Garcia Glen White was sentenced to death by Texas for stabbing two sixteen-year-old twin girls. The murders were related to a drug-induced dispute, which also resulted in the death of their mother.
White was connected to five different murders. The two murders that led to his execution came out connected to a robbery/homicide of a store clerk. He also was connected to a fifth murder of a prostitute.
White was sentenced to death in 1995. A series of challenges led to an extended period of appeals and waiting. There should be a way to have a final judgment in these cases before nearly thirty years.
Yes, we have another problem of a death sentence a long, long time after the person was prosecuted. I remain concerned (along with Justice Breyer in Glossip v. Gross) about this.
After being removed from his drug habit and put in state custody, White has had a clean prison record. His lawyers also cite possible intellectual disability and childhood trauma. Nonetheless:
“The district attorney did give him the courtesy of the meeting, but at the end of the day, it’s difficult to overlook five dead bodies — two were teenage girls,” Reiss said.

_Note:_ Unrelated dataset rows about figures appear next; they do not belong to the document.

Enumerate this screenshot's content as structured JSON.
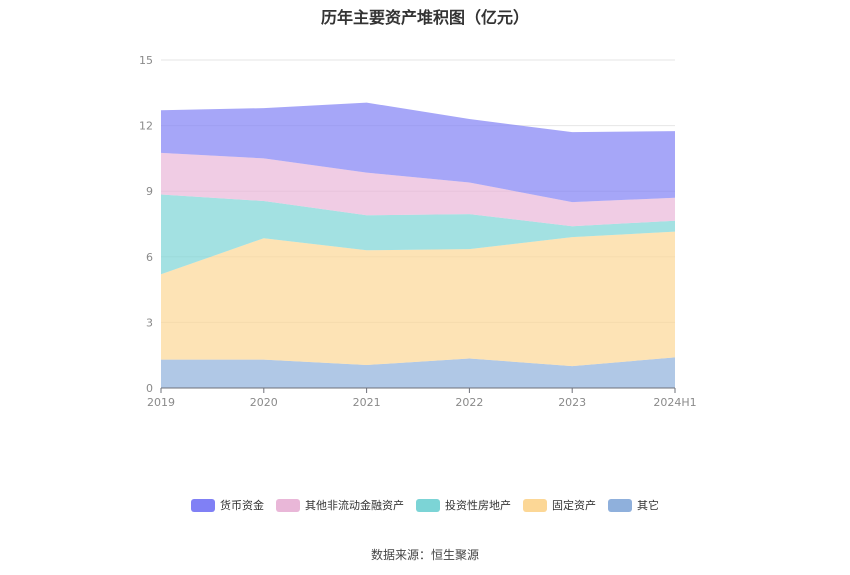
{
  "title": "历年主要资产堆积图（亿元）",
  "source": "数据来源：恒生聚源",
  "chart_data": {
    "type": "area",
    "stacked": true,
    "title": "历年主要资产堆积图（亿元）",
    "categories": [
      "2019",
      "2020",
      "2021",
      "2022",
      "2023",
      "2024H1"
    ],
    "ylim": [
      0,
      15
    ],
    "yticks": [
      0,
      3,
      6,
      9,
      12,
      15
    ],
    "grid": true,
    "legend_position": "bottom",
    "series": [
      {
        "name": "其它",
        "color": "#8fb0dc",
        "values": [
          1.3,
          1.3,
          1.05,
          1.35,
          1.0,
          1.4
        ]
      },
      {
        "name": "固定资产",
        "color": "#fcd796",
        "values": [
          3.9,
          5.55,
          5.25,
          5.0,
          5.9,
          5.75
        ]
      },
      {
        "name": "投资性房地产",
        "color": "#7cd4d6",
        "values": [
          3.65,
          1.7,
          1.6,
          1.6,
          0.5,
          0.5
        ]
      },
      {
        "name": "其他非流动金融资产",
        "color": "#e9b7d8",
        "values": [
          1.9,
          1.95,
          1.95,
          1.45,
          1.1,
          1.05
        ]
      },
      {
        "name": "货币资金",
        "color": "#8080f5",
        "values": [
          1.95,
          2.3,
          3.2,
          2.9,
          3.2,
          3.05
        ]
      }
    ]
  }
}
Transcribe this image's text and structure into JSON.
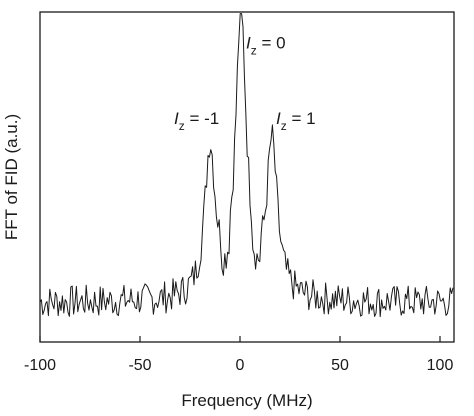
{
  "chart_data": {
    "type": "line",
    "title": "",
    "xlabel": "Frequency (MHz)",
    "ylabel": "FFT of FID (a.u.)",
    "xlim": [
      -100,
      107
    ],
    "ylim": [
      0,
      1
    ],
    "x_ticks": [
      -100,
      -50,
      0,
      50,
      100
    ],
    "x_tick_labels": [
      "-100",
      "-50",
      "0",
      "50",
      "100"
    ],
    "y_ticks_labeled": false,
    "grid": false,
    "legend": "none",
    "line_color": "#1a1a1a",
    "series": [
      {
        "values_description_free": true,
        "peaks": [
          {
            "x": -15,
            "y": 0.57
          },
          {
            "x": 0.5,
            "y": 0.98
          },
          {
            "x": 16,
            "y": 0.58
          }
        ],
        "baseline_level": 0.12,
        "noise_amplitude": 0.05
      }
    ],
    "annotations": [
      {
        "italic": "I",
        "sub": "z",
        "rest": " = -1",
        "x": -33,
        "y": 0.66
      },
      {
        "italic": "I",
        "sub": "z",
        "rest": " = 0",
        "x": 3,
        "y": 0.89
      },
      {
        "italic": "I",
        "sub": "z",
        "rest": " = 1",
        "x": 18,
        "y": 0.66
      }
    ]
  }
}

For people concerned about the criminal justice system being tainted by racism, this point might also be a concern:
If White is killed he will be the fifth person put to death this year, four of them Black or Hispanic.
The best argument is not that the person does not objectively warrant the death penalty. It is that there is systematic racism in the system that leads non-whites overall to be more likely -- all things being equal -- to be executed. Also, overall, society is more stacked against some people.
Where this comes down for Garcia Glen White is unclear. His death toll over a less-than-decade span was more than most. What do most states and developed nations do with people like this? They don't execute them.
A person need not cry too much for Garcia Glen White to decide that executing someone for crimes committed in 1989 in 2024 does not advance public safety too much. Also, a tainted system will have a range of problems. If you allow this, other more problematic cases will come out.
And, yes, there is a case for pure opposition to the government taking a life via the death penalty.
There were also some last minute appeals:
White has three petitions for review pending at the U.S. Supreme Court, primarily related to a claim of intellectual disability — specifically how Texas considers such claims, the Eighth Amendment implications of an intellectual disability claim filed after the one-year statute of limitations under federal law, and whether lower courts addressed potential lawyer conflict questions in White’s case properly.
They were denied without comment though it took until the early evening to officially dispose of them.